Body temperature management is another key step. Patients who remain unconscious after their heart restarts are often kept at a controlled temperature for at least 36 hours. This slows the cascade of brain injury that can follow oxygen deprivation. Imaging scans of the brain and heart are commonly performed to identify what caused the arrest and to check for complications from the resuscitation itself, such as rib fractures from chest compressions.

Survival Rates and What Affects Them

Roughly one in four patients who have an in-hospital cardiac arrest survive to leave the hospital. That figure comes from a large U.S. registry that tracked outcomes across hundreds of hospitals. More than half of these events happen in intensive care units, operating rooms, or emergency departments, where monitoring is continuous and response times are shortest.

Several factors influence the odds.
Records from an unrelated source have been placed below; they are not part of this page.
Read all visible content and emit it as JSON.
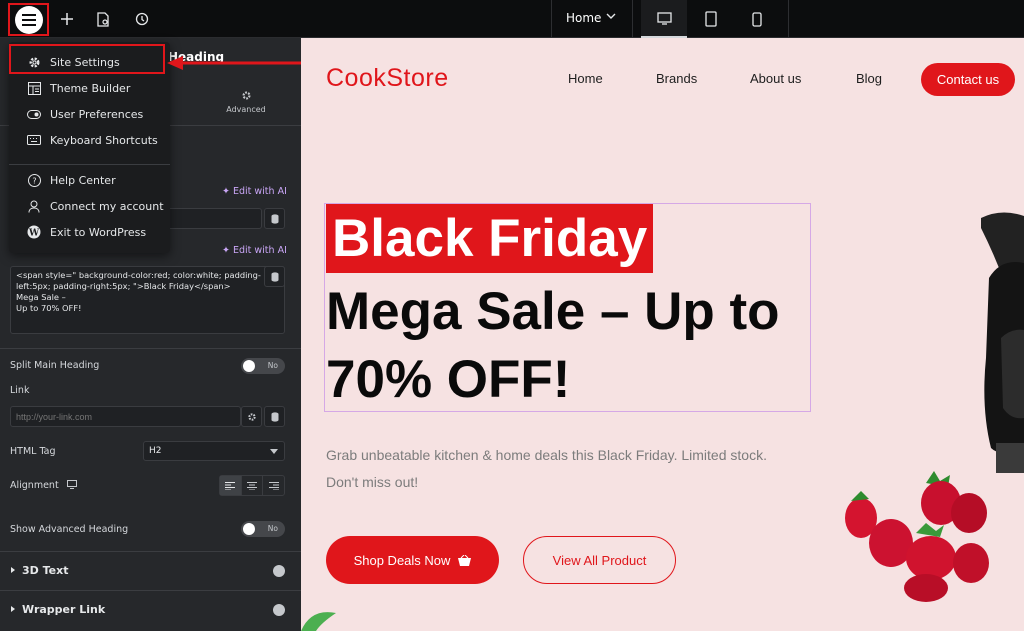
{
  "topbar": {
    "page_select": "Home",
    "devices": [
      "desktop-icon",
      "tablet-icon",
      "mobile-icon"
    ]
  },
  "panel": {
    "title_fragment": "Heading",
    "tab_advanced": "Advanced",
    "edit_ai_1": "✦ Edit with AI",
    "edit_ai_2": "✦ Edit with AI",
    "heading_text": "<span style=\" background-color:red; color:white; padding-left:5px; padding-right:5px; \">Black Friday</span>\nMega Sale –\nUp to 70% OFF!",
    "split_label": "Split Main Heading",
    "split_value": "No",
    "link_label": "Link",
    "link_placeholder": "http://your-link.com",
    "html_tag_label": "HTML Tag",
    "html_tag_value": "H2",
    "alignment_label": "Alignment",
    "adv_heading_label": "Show Advanced Heading",
    "adv_heading_value": "No",
    "section_3d": "3D Text",
    "section_wrapper": "Wrapper Link"
  },
  "menu": {
    "items": [
      {
        "label": "Site Settings",
        "icon": "gear-icon"
      },
      {
        "label": "Theme Builder",
        "icon": "theme-builder-icon"
      },
      {
        "label": "User Preferences",
        "icon": "toggle-icon"
      },
      {
        "label": "Keyboard Shortcuts",
        "icon": "keyboard-icon"
      },
      {
        "label": "Help Center",
        "icon": "help-icon"
      },
      {
        "label": "Connect my account",
        "icon": "user-icon"
      },
      {
        "label": "Exit to WordPress",
        "icon": "wordpress-icon"
      }
    ]
  },
  "site": {
    "logo": "CookStore",
    "nav": [
      "Home",
      "Brands",
      "About us",
      "Blog"
    ],
    "contact": "Contact us",
    "headline_highlight": "Black Friday",
    "headline_rest": "Mega Sale – Up to 70% OFF!",
    "subtext": "Grab unbeatable kitchen & home deals this Black Friday. Limited stock. Don't miss out!",
    "btn_primary": "Shop Deals Now",
    "btn_secondary": "View All Product"
  },
  "colors": {
    "accent_red": "#e0161b",
    "ai_purple": "#c9a6f6",
    "hero_bg": "#f6e2e2"
  }
}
A shockable heart rhythm carries a better prognosis than a non-shockable one. How quickly compressions begin matters enormously, as does the patient’s overall health before the arrest. Younger patients and those without multiple chronic conditions tend to fare better. Location within the hospital plays a role too: arrests on general medical floors, where staffing is lighter and monitoring less intense, tend to have worse outcomes than those in monitored units.

How DNR Orders Change the Response

A Do Not Resuscitate (DNR) order means that if a patient’s heart stops, the medical team will not perform CPR or call a Code Blue. The concept, first described in medical literature in 1976, grew out of palliative care and recognizes that for some patients, particularly those with advanced terminal illness, the trauma of resuscitation is unlikely to result in meaningful recovery.

A DNR applies specifically to cardiac arrest. It does not necessarily mean a patient refuses all treatment. Someone with a DNR can still receive antibiotics, IV fluids, pain management, and other therapies. In practice, though, the boundaries can be complex. Physicians sometimes interpret DNR orders broadly, which can lead to less aggressive treatment of conditions that aren’t cardiac arrest. Clear conversations between patients, families, and the care team about exactly what interventions are and aren’t wanted help prevent misunderstandings.

Other Hospital Color Codes

Code Blue is the most widely recognized hospital code, but it’s part of a larger color-coded alert system. While there’s no single universal standard and codes vary between hospitals, common examples include Code Red for fire, Code Pink for infant abduction, Code Gray for a combative or aggressive person, and Code Black for a bomb threat. Some hospitals have moved toward plain-language announcements to reduce confusion, but Code Blue for cardiac arrest remains nearly universal across the United States and many other countries.